Easy come, easy go -- will you let me go?
Bismillah, no! We will not let you go!
-- Queen, "Bohemian Rhapsody"

IBM (NYSE:IBM) never officially told us that it wants to buy Sun Microsystems (NASDAQ:JAVA), but that didn't stop Sun's stock from soaring by nearly 90% when the rumors emerged. Fellow Fool Tim Beyers told you to take the double and run back then, and I hope you listened. Even so, this would be a good time to get back in, because I believe that the buyout will indeed happen.

Easy come, easy go, you know. The Wall Street Journal, which first featured the acquisition reports that started this crazy dance, now says that the deal is falling apart over pricing problems. Infighting in the Sun ranks didn't help, either. CEO Jonathan Schwartz reportedly wanted to sell, but Chairman Scott McNealy apparently didn't. The stock has taken a 23% swan dive as of this writing.

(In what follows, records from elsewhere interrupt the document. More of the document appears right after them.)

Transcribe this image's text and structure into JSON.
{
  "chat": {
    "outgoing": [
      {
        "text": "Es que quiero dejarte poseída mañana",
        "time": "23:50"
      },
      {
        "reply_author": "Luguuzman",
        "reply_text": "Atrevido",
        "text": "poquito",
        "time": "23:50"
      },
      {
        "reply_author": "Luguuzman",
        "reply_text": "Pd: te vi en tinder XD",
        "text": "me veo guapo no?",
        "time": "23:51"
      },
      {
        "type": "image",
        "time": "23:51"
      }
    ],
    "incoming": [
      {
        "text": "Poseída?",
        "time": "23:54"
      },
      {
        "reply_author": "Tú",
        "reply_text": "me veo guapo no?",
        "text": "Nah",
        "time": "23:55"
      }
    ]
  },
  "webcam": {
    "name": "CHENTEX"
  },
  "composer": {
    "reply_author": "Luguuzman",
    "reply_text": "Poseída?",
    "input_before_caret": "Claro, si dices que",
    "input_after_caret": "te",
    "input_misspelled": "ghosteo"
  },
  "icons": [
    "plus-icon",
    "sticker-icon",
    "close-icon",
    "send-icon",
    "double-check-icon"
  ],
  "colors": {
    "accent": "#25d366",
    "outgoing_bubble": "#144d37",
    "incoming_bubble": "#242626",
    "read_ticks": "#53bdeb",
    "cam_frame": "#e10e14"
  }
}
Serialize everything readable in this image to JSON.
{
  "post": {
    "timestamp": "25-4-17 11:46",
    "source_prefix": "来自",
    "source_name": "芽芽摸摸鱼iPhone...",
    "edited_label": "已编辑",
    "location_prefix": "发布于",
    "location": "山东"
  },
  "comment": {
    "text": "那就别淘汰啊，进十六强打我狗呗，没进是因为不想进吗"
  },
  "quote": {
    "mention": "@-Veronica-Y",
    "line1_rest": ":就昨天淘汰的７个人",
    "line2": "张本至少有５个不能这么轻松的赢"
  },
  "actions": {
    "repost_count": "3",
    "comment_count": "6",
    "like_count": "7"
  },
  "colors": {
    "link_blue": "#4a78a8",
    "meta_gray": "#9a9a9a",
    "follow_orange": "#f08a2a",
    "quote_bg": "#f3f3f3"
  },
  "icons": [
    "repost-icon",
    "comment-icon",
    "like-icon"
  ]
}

Still, an IBM-Sun buyout would make sense. Sun is already trying its darndest to look like a mini-IBM. Rather than picking a single strategy and sticking to it, the company wants to provide the hardware, the operating system, the middleware programs, and the programming language you need to run a data center. But Sun lacks the scale of the real Big Blue, and it never had the resources to excel at all of the above.

Mr. Market seems to agree. While Sun's shares are falling hard, they're still some 32% above the pre-rumor prices of March 17. Meanwhile, the S&P 500 benchmark gained 6%, IBM improved by 8%, and Sun rivals such as Hewlett-Packard (NYSE:HPQ) and Dell (NASDAQ:DELL) moseyed along at 12% and 8%, respectively. So while the overall market has been healthy, visions of acquisitive sugarplums still seem to dance in Sun shareholders' heads.

I think the deal will happen. Microsoft (NASDAQ:MSFT) didn't fail to buy Yahoo! (NASDAQ:YHOO) last year because of deteriorating markets, an unhealthy buyout climate, or anything of the sort. It was simply a bad idea from the start. Combining Sun and IBM gives the merged entity a strong position in the markets for midrange server systems -- and much of the software they'll run. This deal makes too much sense to fail.

Beelzebub has a deal set aside for Sun.